The basic plot is one that has potential. In a project filled with several poor people, everyone is buying tickets for the lotto, which is at $370 million. Kevin (Bow Wow) is a laid back teen who works at Foot Locker and doesn’t play the lotto because he feels it’s just designed to make money off poor people’s hopes. However, that doesn’t stop his Grandmother (Loretta Devine) from sending him to buy her a ticket, with her special numbers she got from Jesus. While Kevin is buying her a ticket, he is coerced into buying one for himself from the cashier. Of course, he wins, and news travels fast in the projects. Pretty soon everyone wants to be Kevin’s best friend and more importantly, some just want his ticket.
That’s the movie’s basic plot, with everything else pretty much barrowed from Friday. Instead of Chris Tucker, Brandon T. Jackson tries to be Tucker as Kevin’s best friend Benny. I’ve seen Jackson in a few movies and he seems to be a decent actor, but he is no Chris Tucker and for some reason it was impossible for me not to compare the two. I thought the friendship portrayed between Kevin and Benny worked, but Jackson playing the funny, zany, always in trouble best friend didn’t. Instead of Tommy “Tiny” Lister, you get Gbenga Akinnagbe (whom was part of the excellent cast on HBO’s The Wire)as the bully (Lorenzo) who provides the climax amongst a few other things. I thought Akinnagbe’s Lorenzo was one of the funniest characters in the movie. I looked forward to his scenes because his over the top anger was laugh out loud funny. Also, Mike Epps as Reverend Taylor is mainly why I watched the movie, and he was hilarious. It’s too bad he wasn’t in the movie longer. Loretta Devine also had some funny parts. On the opposite end, Charlie Murphy was woefully wasted. He was consistently hilarious on Chapelle’s Show but doesn’t have the time or material to be funny in this movie. Most of the other side characters aren’t that funny even though they’re trying, but sometimes they’re good for a chuckle. Though again, none are as funny as the side characters in Friday.
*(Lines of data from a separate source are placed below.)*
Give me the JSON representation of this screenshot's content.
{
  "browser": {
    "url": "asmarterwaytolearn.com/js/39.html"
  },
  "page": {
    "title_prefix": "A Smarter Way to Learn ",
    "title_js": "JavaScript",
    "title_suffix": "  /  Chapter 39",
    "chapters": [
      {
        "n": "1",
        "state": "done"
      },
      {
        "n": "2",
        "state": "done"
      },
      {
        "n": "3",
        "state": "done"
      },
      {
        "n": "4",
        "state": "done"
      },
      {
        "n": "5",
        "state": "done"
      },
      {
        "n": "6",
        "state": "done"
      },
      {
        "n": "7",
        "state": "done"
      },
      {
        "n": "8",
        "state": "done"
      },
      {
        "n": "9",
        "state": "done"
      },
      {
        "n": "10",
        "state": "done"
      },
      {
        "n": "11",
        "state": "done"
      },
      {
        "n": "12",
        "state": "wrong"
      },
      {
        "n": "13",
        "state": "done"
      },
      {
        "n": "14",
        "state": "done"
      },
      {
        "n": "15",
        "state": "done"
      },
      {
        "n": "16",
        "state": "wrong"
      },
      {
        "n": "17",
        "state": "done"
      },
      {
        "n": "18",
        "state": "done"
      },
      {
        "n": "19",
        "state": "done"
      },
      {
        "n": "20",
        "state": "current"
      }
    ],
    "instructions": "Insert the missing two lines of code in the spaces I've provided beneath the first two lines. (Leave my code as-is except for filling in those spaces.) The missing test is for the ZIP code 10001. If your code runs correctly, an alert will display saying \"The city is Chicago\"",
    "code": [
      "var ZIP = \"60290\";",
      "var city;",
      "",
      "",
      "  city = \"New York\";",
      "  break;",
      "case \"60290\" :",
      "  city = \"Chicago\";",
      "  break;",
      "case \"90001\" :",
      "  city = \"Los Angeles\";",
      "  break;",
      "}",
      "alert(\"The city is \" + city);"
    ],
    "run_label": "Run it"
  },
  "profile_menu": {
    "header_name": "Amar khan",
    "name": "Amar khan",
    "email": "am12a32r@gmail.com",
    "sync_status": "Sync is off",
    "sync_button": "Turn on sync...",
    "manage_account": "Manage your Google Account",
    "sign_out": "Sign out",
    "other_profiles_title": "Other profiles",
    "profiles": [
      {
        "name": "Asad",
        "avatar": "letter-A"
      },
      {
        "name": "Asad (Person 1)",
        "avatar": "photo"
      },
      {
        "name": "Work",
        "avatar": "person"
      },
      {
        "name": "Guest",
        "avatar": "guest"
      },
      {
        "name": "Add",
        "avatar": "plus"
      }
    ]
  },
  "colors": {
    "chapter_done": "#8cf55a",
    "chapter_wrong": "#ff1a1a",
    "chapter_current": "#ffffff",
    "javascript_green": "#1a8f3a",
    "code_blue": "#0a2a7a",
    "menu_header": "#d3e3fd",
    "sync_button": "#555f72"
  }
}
I would actually go to church if Epps was the Reverend
The movie has many flaws in the plot department. For one, it seems like walking around with the unsigned lotto ticket is just plain ignorant. Kevin would probably be beaten and mugged in the nicest of neighborhoods, let alone the projects. Also, there’s a side plot in which Kevin goes out with a very hot girl even though it’s so obvious she wants him just for his money I find it impossible to believe the dumbest of human beings wouldn’t see it, instead of trying to get with his other best friend Stacie (Naturi Naughton.) Though wouldn’t you know it, he soon realizes he loves Stacie and not the moneygrubber. Also, I think the idea of giving back to the projects was a fantastic one and could have been its own movie. However, Lottery Ticket really doesn’t do anything with this idea. Also, when you find out Ice Cubes’ loner character used to be a boxer, you know exactly how the movie will end.
I guess if you’re hungry for a ghetto comedy, Lottery Ticket may be just enough to satisfy if your expectations are in check. After all, there really aren’t a lot of them. Just don’t expect to watch it over and over again like Friday.